Let's say I have a time series $ \{t_i, x_i\} $ where the $x_i$ are strictly increasing and the $t_i$ are not regularly spaced. I can define a differential operator as
$$ \Delta_i = \frac{x_i-x_{i-1}}{t_i-t_{i-1}} $$
but that is very noisy.
Müller et. alia define a different operator with characteristic time $\tau$ in terms of iterated EMAs $\epsilon^n_T$ of levels $n=1,2,4$ as
$$ \Delta_\tau = \gamma(\epsilon^1_{\alpha\tau} + \epsilon^2_{\alpha\tau} - 2\epsilon^4_{\alpha \beta \tau}) $$
where $ \gamma=1.22208,\beta=0.65, \alpha^{-1}=\gamma(8\beta-3)$.
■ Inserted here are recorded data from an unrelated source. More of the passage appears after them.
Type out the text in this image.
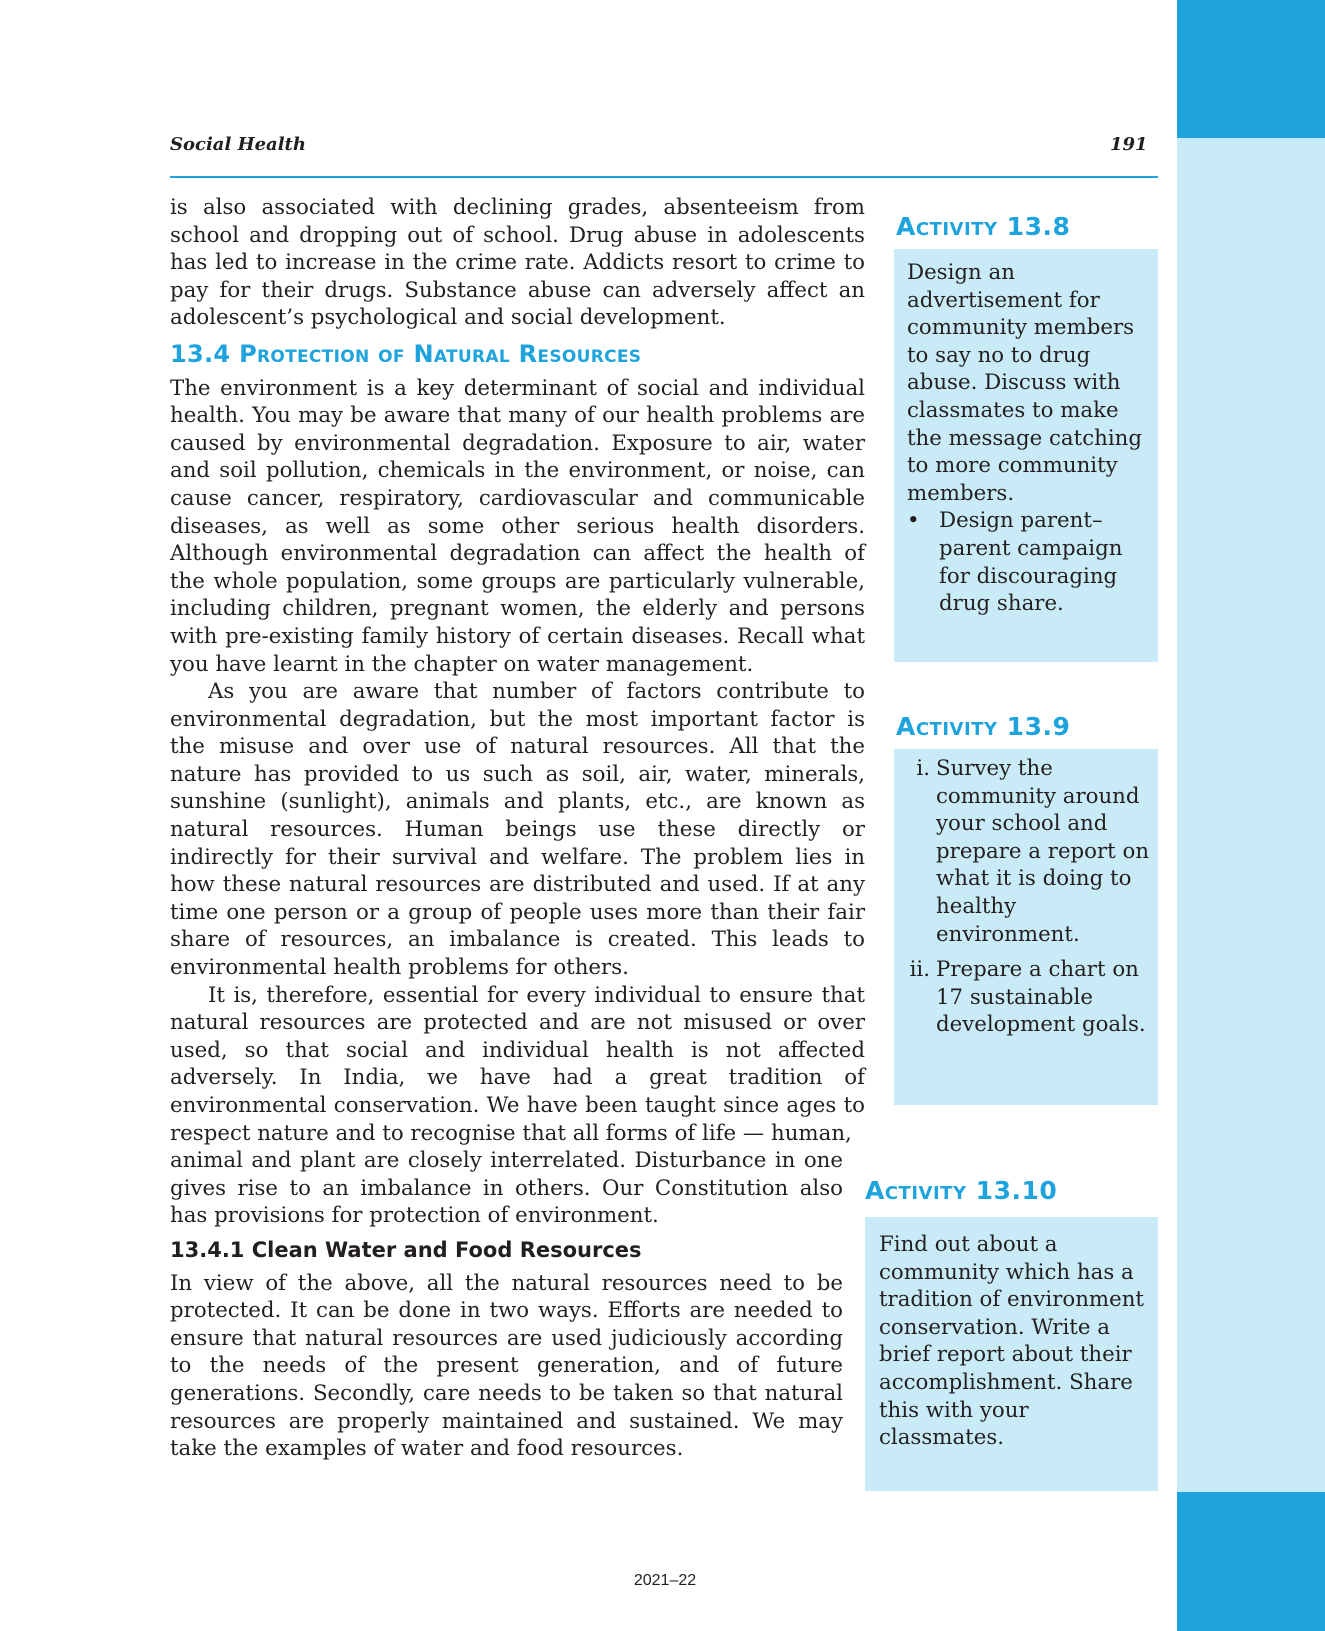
Social Health	191

is also associated with declining grades, absenteeism from school and dropping out of school. Drug abuse in adolescents has led to increase in the crime rate. Addicts resort to crime to pay for their drugs. Substance abuse can adversely affect an adolescent’s psychological and social development.

13.4 Protection of Natural Resources

The environment is a key determinant of social and individual health. You may be aware that many of our health problems are caused by environmental degradation. Exposure to air, water and soil pollution, chemicals in the environment, or noise, can cause cancer, respiratory, cardiovascular and communicable diseases, as well as some other serious health disorders. Although environmental degradation can affect the health of the whole population, some groups are particularly vulnerable, including children, pregnant women, the elderly and persons with pre-existing family history of certain diseases. Recall what you have learnt in the chapter on water management.

As you are aware that number of factors contribute to environmental degradation, but the most important factor is the misuse and over use of natural resources. All that the nature has provided to us such as soil, air, water, minerals, sunshine (sunlight), animals and plants, etc., are known as natural resources. Human beings use these directly or indirectly for their survival and welfare. The problem lies in how these natural resources are distributed and used. If at any time one person or a group of people uses more than their fair share of resources, an imbalance is created. This leads to environmental health problems for others.

It is, therefore, essential for every individual to ensure that natural resources are protected and are not misused or over used, so that social and individual health is not affected adversely. In India, we have had a great tradition of environmental conservation. We have been taught since ages to respect nature and to recognise that all forms of life — human,

animal and plant are closely interrelated. Disturbance in one gives rise to an imbalance in others. Our Constitution also has provisions for protection of environment.

13.4.1 Clean Water and Food Resources

In view of the above, all the natural resources need to be protected. It can be done in two ways. Efforts are needed to ensure that natural resources are used judiciously according to the needs of the present generation, and of future generations. Secondly, care needs to be taken so that natural resources are properly maintained and sustained. We may take the examples of water and food resources.

Activity 13.8

Design an advertisement for community members to say no to drug abuse. Discuss with classmates to make the message catching to more community members.

• Design parent–parent campaign for discouraging drug share.
Activity 13.9
i. Survey the community around your school and prepare a report on what it is doing to healthy environment.
ii. Prepare a chart on 17 sustainable development goals.
Activity 13.10

Find out about a community which has a tradition of environment conservation. Write a brief report about their accomplishment. Share this with your classmates.

2021–22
This operator has a good-looking kernel with a nice small tail, but for monotonically increasing series $x$ it is not strictly positive. What differential operator works well but lacks this sign problem? Should I just be smoothing the straight differentials?
Example
Let's say I am tracking how frequently a stock has been mentioned in the news in the last 5 years. Some days there are no mentions, while on other days they are bountiful. The rate of mention is of course the derivative of the number of total times the stock has been mentioned.
I could just smooth the mention counts within a window and be done, but it seems elegant to apply a differential operator to the mention count. Unfortunately, as I noticed, I get some negative value which are clearly silly.